BİRLİK BERABERLİK ŞART-I
(Birlik ve Beraberlik İstiyormuyuz, O Zaman Hepimiz Bir Şeyler Yapmalıyız. Ne Yapabiliriz?)
Bakıyorum herkes birlk beraberlikten bahsediyor, ama can kulağıyla dinlediğimizde kendi birlik berabrliginden bahsettiğini şıp diye anlıyoruz… Benim bazıları da birlik ve beraberlik şart diyor ve şartları var bunun dyor… Birlik şartı nedir ki?
Kişiler, topluluklar, topluluklarda toplum içinde yaşarlar, bizim toplumumuz Türkiye Cumhuriyeti vatandaşlarıdır, topluluklarımız ise siyasal değerlendirirsek partilerimiz, meshepsel aidiyetler, cemaatler acısından tahrikatlarımız, etnik grup aidiyeti acısından örneğin Ben Türküm gibi… Şimdi bunların bir uzlaşıyla birlik içinde hareket etmesi gerekiyor, bu gerek nasıl yerine getirilir, asgari bir müşterek üzere müzakere edilir bunlar belirlenir, bunların üzerine bir sözleşme yapılır.
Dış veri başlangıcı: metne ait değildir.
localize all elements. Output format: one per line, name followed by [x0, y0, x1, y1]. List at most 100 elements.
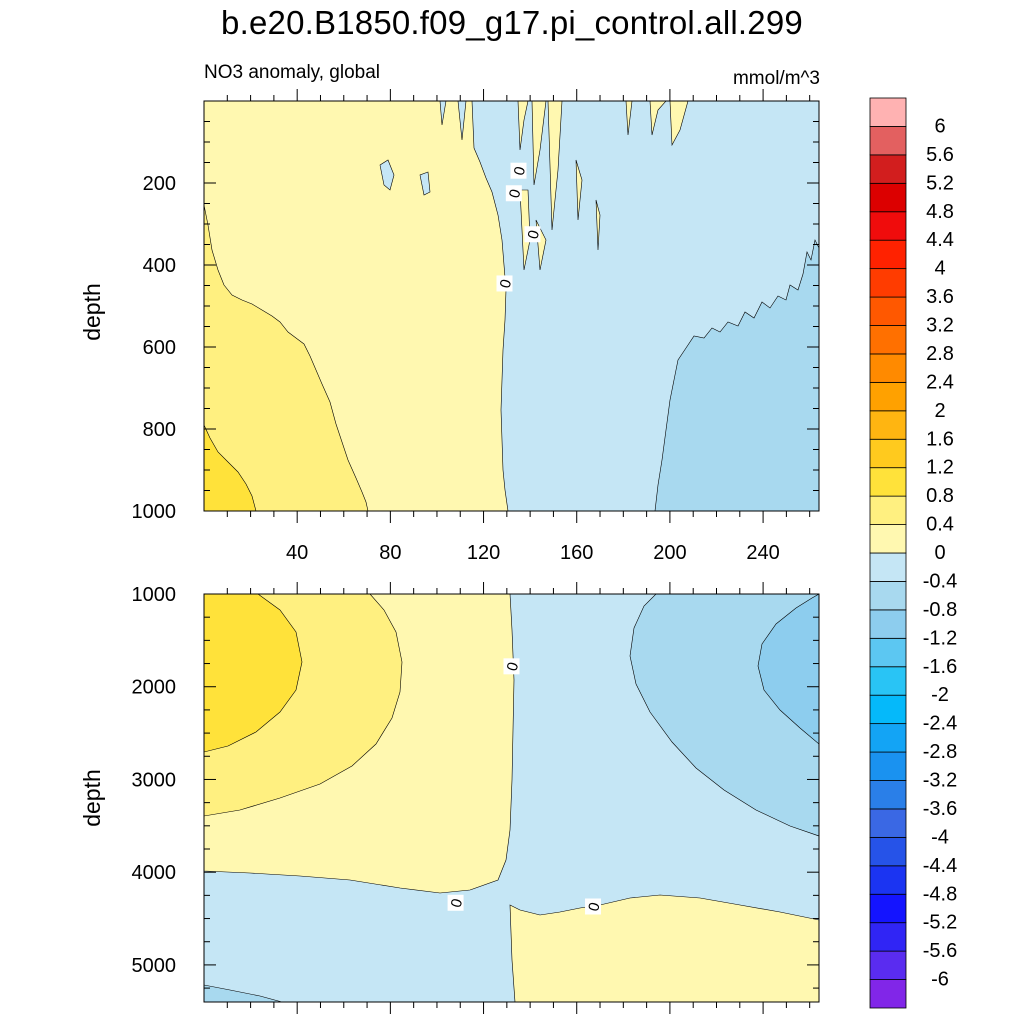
colorbar-label: 0.4: [926, 514, 954, 536]
colorbar-label: 2: [934, 400, 945, 422]
colorbar-label: 3.2: [926, 315, 954, 337]
colorbar-swatch: [869, 239, 907, 270]
colorbar-label: 3.6: [926, 286, 954, 308]
colorbar-label: 4.4: [926, 229, 954, 251]
colorbar-label: -1.2: [923, 627, 957, 649]
colorbar-label: -3.2: [923, 770, 957, 792]
upper-xtick-label: 160: [560, 542, 593, 564]
lower-y-axis-label: depth: [79, 769, 105, 827]
lower-contour-label-bg: [447, 894, 464, 911]
colorbar-label: -2: [931, 684, 949, 706]
colorbar-swatch: [869, 922, 907, 952]
colorbar-swatch: [869, 325, 907, 355]
lower-ytick-label: 1000: [132, 584, 177, 606]
colorbar-swatch: [869, 268, 907, 298]
colorbar-label: 1.2: [926, 457, 954, 479]
upper-y-axis-label: depth: [79, 283, 105, 341]
colorbar-label: 4: [934, 258, 945, 280]
colorbar-swatch: [869, 495, 907, 525]
upper-blob-blue-1: [379, 159, 395, 191]
colorbar-label: 2.4: [926, 371, 954, 393]
upper-spike-yellow-7: [595, 199, 601, 251]
lower-region-medium-blue: [757, 594, 819, 745]
colorbar-label: -4: [931, 826, 949, 848]
colorbar-swatch: [869, 126, 907, 156]
colorbar-swatch: [869, 780, 907, 810]
colorbar-swatch: [869, 751, 907, 781]
colorbar: -6 -5.6 -5.2 -4.8 -4.4 -4 -3.6 -3.2 -2.8 -2.4 -2 -1…: [869, 97, 957, 1009]
lower-contour-fill: [204, 594, 819, 1002]
colorbar-label: -4.8: [923, 883, 957, 905]
colorbar-label: 5.6: [926, 144, 954, 166]
colorbar-label: -0.8: [923, 599, 957, 621]
colorbar-swatch: [869, 666, 907, 696]
colorbar-label: -2.4: [923, 713, 957, 735]
chart-title: b.e20.B1850.f09_g17.pi_control.all.299: [221, 4, 803, 41]
colorbar-swatch: [869, 609, 907, 639]
colorbar-label: -3.6: [923, 798, 957, 820]
upper-xtick-label: 200: [653, 542, 686, 564]
lower-contour-label-bg: [503, 658, 520, 675]
colorbar-label: 2.8: [926, 343, 954, 365]
upper-spike-yellow-10: [625, 101, 633, 136]
colorbar-swatch: [869, 154, 907, 184]
lower-ytick-label: 2000: [132, 677, 177, 699]
colorbar-swatch: [869, 836, 907, 867]
colorbar-swatch: [869, 979, 907, 1009]
colorbar-swatch: [869, 865, 907, 895]
colorbar-label: 6: [934, 115, 945, 137]
colorbar-swatch: [869, 467, 907, 497]
lower-plot-frame: [203, 593, 820, 1003]
colorbar-swatch: [869, 893, 907, 924]
upper-spike-yellow-3: [547, 101, 563, 231]
lower-contour-label-bg: [585, 898, 602, 915]
upper-contour-label-bg: [505, 185, 522, 202]
lower-ytick-label: 5000: [132, 955, 177, 977]
colorbar-label: 4.8: [926, 201, 954, 223]
colorbar-label: 1.6: [926, 428, 954, 450]
colorbar-label: -6: [931, 969, 949, 991]
lower-ytick-label: 4000: [132, 862, 177, 884]
chart-units-label: mmol/m^3: [732, 68, 820, 89]
colorbar-swatch: [869, 808, 907, 838]
lower-contour-labels: 00 0: [447, 658, 604, 915]
upper-contour-fill: [204, 101, 819, 511]
upper-ytick-label: 400: [143, 255, 176, 277]
colorbar-label: -1.6: [923, 656, 957, 678]
upper-xtick-label: 240: [746, 542, 779, 564]
upper-ytick-label: 600: [143, 337, 176, 359]
colorbar-swatch: [869, 694, 907, 725]
upper-ytick-label: 1000: [132, 501, 177, 523]
colorbar-swatch: [869, 211, 907, 241]
upper-xtick-label: 40: [286, 542, 308, 564]
colorbar-label: 5.2: [926, 172, 954, 194]
upper-xtick-label: 120: [467, 542, 500, 564]
colorbar-label: -0.4: [923, 570, 957, 592]
lower-region-blue-bottom-left: [204, 984, 283, 1002]
colorbar-swatch: [869, 950, 907, 980]
lower-panel: 1000 2000 3000 4000 5000 00 0 depth: [79, 582, 820, 1014]
upper-ytick-label: 200: [143, 173, 176, 195]
colorbar-swatch: [869, 581, 907, 611]
upper-spike-yellow-8: [649, 101, 667, 136]
colorbar-swatch: [869, 438, 907, 469]
chart-subtitle-left: NO3 anomaly, global: [204, 62, 381, 83]
upper-region-gold: [204, 424, 257, 511]
upper-spike-yellow-6: [575, 159, 583, 221]
upper-axis-ticks: 200 400 600 800 1000 40 80 120 160 200 240: [132, 89, 819, 564]
colorbar-swatch: [869, 97, 907, 127]
colorbar-swatch: [869, 381, 907, 412]
colorbar-label: -4.4: [923, 855, 957, 877]
upper-region-yellow: [204, 204, 369, 511]
upper-region-blue-right: [654, 239, 819, 511]
colorbar-swatch: [869, 353, 907, 383]
lower-axis-ticks: 1000 2000 3000 4000 5000: [132, 582, 819, 1014]
colorbar-label: 0: [934, 542, 945, 564]
colorbar-swatch: [869, 410, 907, 440]
colorbar-label: -5.2: [923, 912, 957, 934]
lower-ytick-label: 3000: [132, 769, 177, 791]
colorbar-swatch: [869, 296, 907, 326]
Buna modern devletler de anayasa denir, toplulukların katkılarıyla yapılan asgari müşterek üzere uzlaşılan sözleşmeler toplumları bir arada, birlik için de tutar… Biz ne yapıyoruz, gücü ele geçirdiğimiz de kendi şartlarımızı karşı tarafa dayatıyoruz, dün böyleydi, bugün de böyle toplumsal sorunlar üzerinden beslenen bir siyasi yöntem edinmişiz, türban bir grup yasaklar, bir grup destekler buradan kendimize siyasi bir taraftar kitlesi buluruz… Kürt dili yasaklanır bir örgüt de, Kürtlere sizin adınıza mücadele ediyorum diye ortaya çıkar toplumun bu sorununu kullanır ve sorun da örgüt de büyür başımıza bela olur, sonra Kürtler dahil herkes anlar ki, bu işin için de emperyalist oyunlar varmış kendilerinin sandıkları örgüt ve parti başka bir yere hizmet ediyormuş… “Toplumsal sorunları çözme yetinimiz birliğimizin garantilerindendir. Fikri Adil”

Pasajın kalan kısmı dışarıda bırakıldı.